Una vez asados todos los pimientos, se dispuso a ejecutar lo que más le gustaba de todo el proceso: desprenderles de su piel y dejarlos limpios como una patena. Encontraba cierto placer en tal meticulosidad. Un placer, en esta ocasión, compartido con la preocupación de la queda voz que había observado en su hija en la breve conversación telefónica, anunciando el inesperado aviso de su visita.
La conocía bien y sabía también del hermetismo de Elena. No era joven de demasiadas palabras y de exteriorizar emociones, sentimientos y preocupaciones. La comprendía bien, pues ella, en su juventud, se comportaba idénticamente igual, para el desespero de su madre.

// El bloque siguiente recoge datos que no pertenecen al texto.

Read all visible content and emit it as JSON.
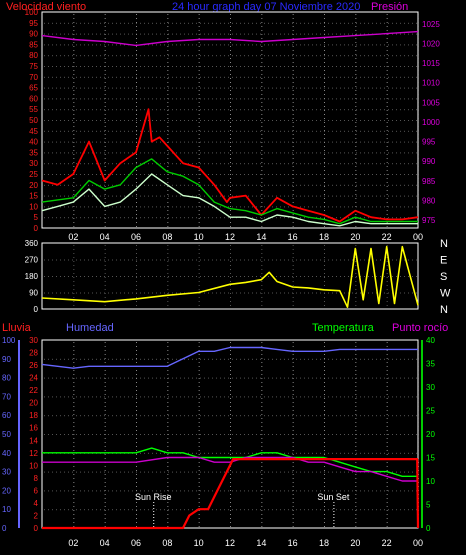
{
  "chart_data": [
    {
      "type": "line",
      "title": "24 hour graph day 07 Noviembre 2020",
      "left_label": "Velocidad viento",
      "right_label": "Presión",
      "x_ticks": [
        "02",
        "04",
        "06",
        "08",
        "10",
        "12",
        "14",
        "16",
        "18",
        "20",
        "22",
        "00"
      ],
      "x_range": [
        0,
        24
      ],
      "y_left_ticks": [
        0,
        5,
        10,
        15,
        20,
        25,
        30,
        35,
        40,
        45,
        50,
        55,
        60,
        65,
        70,
        75,
        80,
        85,
        90,
        95,
        100
      ],
      "y_left_range": [
        0,
        100
      ],
      "y_right_ticks": [
        975,
        980,
        985,
        990,
        995,
        1000,
        1005,
        1010,
        1015,
        1020,
        1025
      ],
      "y_right_range": [
        973,
        1028
      ],
      "series": [
        {
          "color": "#ff0000",
          "x": [
            0,
            1,
            2,
            3,
            4,
            5,
            6,
            6.8,
            7,
            7.5,
            8,
            9,
            10,
            11,
            11.8,
            12,
            13,
            14,
            15,
            16,
            17,
            18,
            19,
            20,
            21,
            22,
            23,
            24
          ],
          "y": [
            22,
            20,
            25,
            40,
            22,
            30,
            35,
            55,
            40,
            42,
            38,
            30,
            28,
            20,
            12,
            14,
            15,
            6,
            14,
            10,
            8,
            6,
            3,
            8,
            5,
            4,
            4,
            5
          ]
        },
        {
          "color": "#00cc00",
          "x": [
            0,
            2,
            3,
            4,
            5,
            6,
            7,
            8,
            9,
            10,
            11,
            12,
            13,
            14,
            15,
            16,
            17,
            18,
            19,
            20,
            21,
            22,
            23,
            24
          ],
          "y": [
            12,
            14,
            22,
            18,
            20,
            28,
            32,
            26,
            24,
            20,
            12,
            9,
            8,
            6,
            9,
            7,
            5,
            4,
            2,
            5,
            3,
            3,
            3,
            3
          ]
        },
        {
          "color": "#ccffcc",
          "x": [
            0,
            1,
            2,
            3,
            4,
            5,
            6,
            7,
            8,
            9,
            10,
            11,
            12,
            13,
            14,
            15,
            16,
            17,
            18,
            19,
            20,
            21,
            22,
            23,
            24
          ],
          "y": [
            8,
            10,
            12,
            18,
            10,
            12,
            18,
            25,
            20,
            15,
            14,
            10,
            5,
            5,
            3,
            6,
            5,
            3,
            2,
            1,
            3,
            2,
            2,
            2,
            2
          ]
        },
        {
          "color": "#cc00cc",
          "x": [
            0,
            2,
            4,
            6,
            8,
            10,
            12,
            14,
            16,
            18,
            20,
            22,
            24
          ],
          "y": [
            1022,
            1021,
            1020.5,
            1019.5,
            1020.5,
            1021,
            1021,
            1020.5,
            1021,
            1021.5,
            1022,
            1022.5,
            1023
          ]
        }
      ]
    },
    {
      "type": "line",
      "y_ticks": [
        0,
        90,
        180,
        270,
        360
      ],
      "y_range": [
        0,
        360
      ],
      "x_range": [
        0,
        24
      ],
      "right_labels": [
        "N",
        "W",
        "S",
        "E",
        "N"
      ],
      "series": [
        {
          "color": "#ffff00",
          "x": [
            0,
            2,
            4,
            6,
            8,
            10,
            12,
            13,
            14,
            14.5,
            15,
            16,
            17,
            18,
            19,
            19.5,
            20,
            20.5,
            21,
            21.5,
            22,
            22.5,
            23,
            24
          ],
          "y": [
            60,
            50,
            40,
            55,
            75,
            90,
            135,
            145,
            160,
            200,
            150,
            120,
            115,
            105,
            100,
            10,
            330,
            50,
            330,
            30,
            340,
            30,
            340,
            20
          ]
        }
      ]
    },
    {
      "type": "line",
      "labels": {
        "rain": "Lluvia",
        "humidity": "Humedad",
        "temperature": "Temperatura",
        "dewpoint": "Punto rocío"
      },
      "x_ticks": [
        "02",
        "04",
        "06",
        "08",
        "10",
        "12",
        "14",
        "16",
        "18",
        "20",
        "22",
        "00"
      ],
      "x_range": [
        0,
        24
      ],
      "rain_ticks": [
        0,
        2,
        4,
        6,
        8,
        10,
        12,
        14,
        16,
        18,
        20,
        22,
        24,
        26,
        28,
        30
      ],
      "rain_range": [
        0,
        30
      ],
      "humidity_ticks": [
        0,
        10,
        20,
        30,
        40,
        50,
        60,
        70,
        80,
        90,
        100
      ],
      "humidity_range": [
        0,
        100
      ],
      "temp_ticks": [
        0,
        5,
        10,
        15,
        20,
        25,
        30,
        35,
        40
      ],
      "temp_range": [
        0,
        40
      ],
      "annotations": [
        {
          "label": "Sun Rise",
          "x": 7.1
        },
        {
          "label": "Sun Set",
          "x": 18.6
        }
      ],
      "series": [
        {
          "name_key": "humidity",
          "color": "#6666ff",
          "axis": "humidity",
          "x": [
            0,
            1,
            2,
            3,
            4,
            5,
            6,
            7,
            8,
            9,
            10,
            11,
            12,
            13,
            14,
            15,
            16,
            17,
            18,
            19,
            20,
            21,
            22,
            23,
            24
          ],
          "y": [
            87,
            86,
            85,
            86,
            86,
            86,
            86,
            86,
            86,
            90,
            94,
            94,
            96,
            96,
            96,
            95,
            94,
            94,
            94,
            95,
            95,
            95,
            95,
            95,
            95
          ]
        },
        {
          "name_key": "temperature",
          "color": "#00ff00",
          "axis": "temp",
          "x": [
            0,
            2,
            4,
            6,
            7,
            8,
            9,
            10,
            11,
            12,
            13,
            14,
            15,
            16,
            17,
            18,
            19,
            20,
            21,
            22,
            23,
            24
          ],
          "y": [
            16,
            16,
            16,
            16,
            17,
            16,
            16,
            15,
            15,
            15,
            15,
            16,
            16,
            15,
            15,
            15,
            14,
            13,
            12,
            12,
            11,
            11
          ]
        },
        {
          "name_key": "dewpoint",
          "color": "#cc00cc",
          "axis": "temp",
          "x": [
            0,
            2,
            4,
            6,
            8,
            9,
            10,
            11,
            12,
            13,
            14,
            15,
            16,
            17,
            18,
            19,
            20,
            21,
            22,
            23,
            24
          ],
          "y": [
            14,
            14,
            14,
            14,
            15,
            15,
            15,
            14,
            14,
            15,
            15,
            15,
            15,
            14,
            14,
            13,
            12,
            12,
            11,
            10,
            10
          ]
        },
        {
          "name_key": "rain",
          "color": "#ff0000",
          "axis": "rain",
          "x": [
            0,
            6,
            8,
            9,
            9.4,
            10,
            10.6,
            11,
            11.4,
            11.8,
            12.2,
            13,
            14,
            16,
            18,
            20,
            22,
            23.95,
            24
          ],
          "y": [
            0,
            0,
            0,
            0,
            2,
            3,
            3,
            5,
            7,
            9,
            11,
            11,
            11,
            11,
            11,
            11,
            11,
            11,
            0
          ]
        }
      ]
    }
  ]
}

Una vez pelados y cortados a tiras los pimientos, separó un buen puñado para cocinarlos a continuación como más le gustaban a Elena; con chorizo picante y unos ajos en láminas. También en este gusto eran almas gemelas. Era un guiso aprendido de su madre, a la que también le encantaba. Lo preparaba idénticamente igual que ella, salvo que en lugar de cocinarlo en una tartera de barro, cosas del progreso, también en la cocina, lo hacía en una olla de acero inoxidable.
Comenzó por pelar unos dientes de ajo y una vez cortados a láminas, los incorporó a la olla con un poco de aceite de oliva virgen y el fuego a media potencia. Antes de que los ajos comenzaran a dorarse, añadió el chorizo picante, cortado a ruedas de unos cinco centímetros de grosor. Removió con una cuchara de madera durante unos cinco minutos, y finalmente incorporó los pimientos cortados a tiras. Bajó un poco más la potencia del fuego y aspiró, todo lo que dieron de sí sus pulmones, los vahos que salían de la olla. Tapó el recipiente durante unos cinco minutos, removió el contenido, apagó el fuego y dejó que se acabaran de cocinar.
Se trataba de un plato de grato recuerdo y sobre todo, de conversación y confesión. A su madre le había funcionado en sus tiempos y a ella, no le podía fallar. Tenía que averiguar que es lo que le tenía triste a Elena. Dispuso la mesa y esperó.
No habrían transcurrido ni treinta minutos, cuando Elena traspasó el umbral de la puerta de la cocina, cargada con una pequeña maleta, un bolso y una mochila. Al ver a su madre, dejó todo en el suelo y se fundió con ella en un fuerte abrazo, sin beso alguno. Efectivamente, a su hija le pasaba algo. Alejó de sí todo atisbo de preocupación y acarició la espalda y cabello de Elena. No mediaron palabras. Elena, con un gesto en la mirada, invitó a su hija a sentarse a la mesa. Los pimientos asados con chorizo todavía mantenían el calor. Los colocó en el centro de la mesa, junto a unos trozos de pan, unos vasos y una botella de vino tinto. El semblante de Elena cambió y su habitual dulzura volvió a su rostro. Miró a su madre, le guiñó un ojo y se introdujo en la boca una rueda del picante chorizo, unas tiras de pimiento y un pedacito de pan untado en el guiso.
Su madre, le miró, sonrió y pensó: "En pocos minutos sabré de tu pesar, mi querida Elena. Estos pimientos todo lo pueden. Me lo decía tu abuela. Y si con nosotras funcionó, también sabrán romper tu silencio. Te convenceré de que no hay nada que pueda borrar tu sonrisa y alterar tu felicidad. Lo aprendí de mi madre y tu lo heredarás de mí".
Mientras esto pensaba, Elena pronunció un escueto y emotivo "os necesitaba tanto".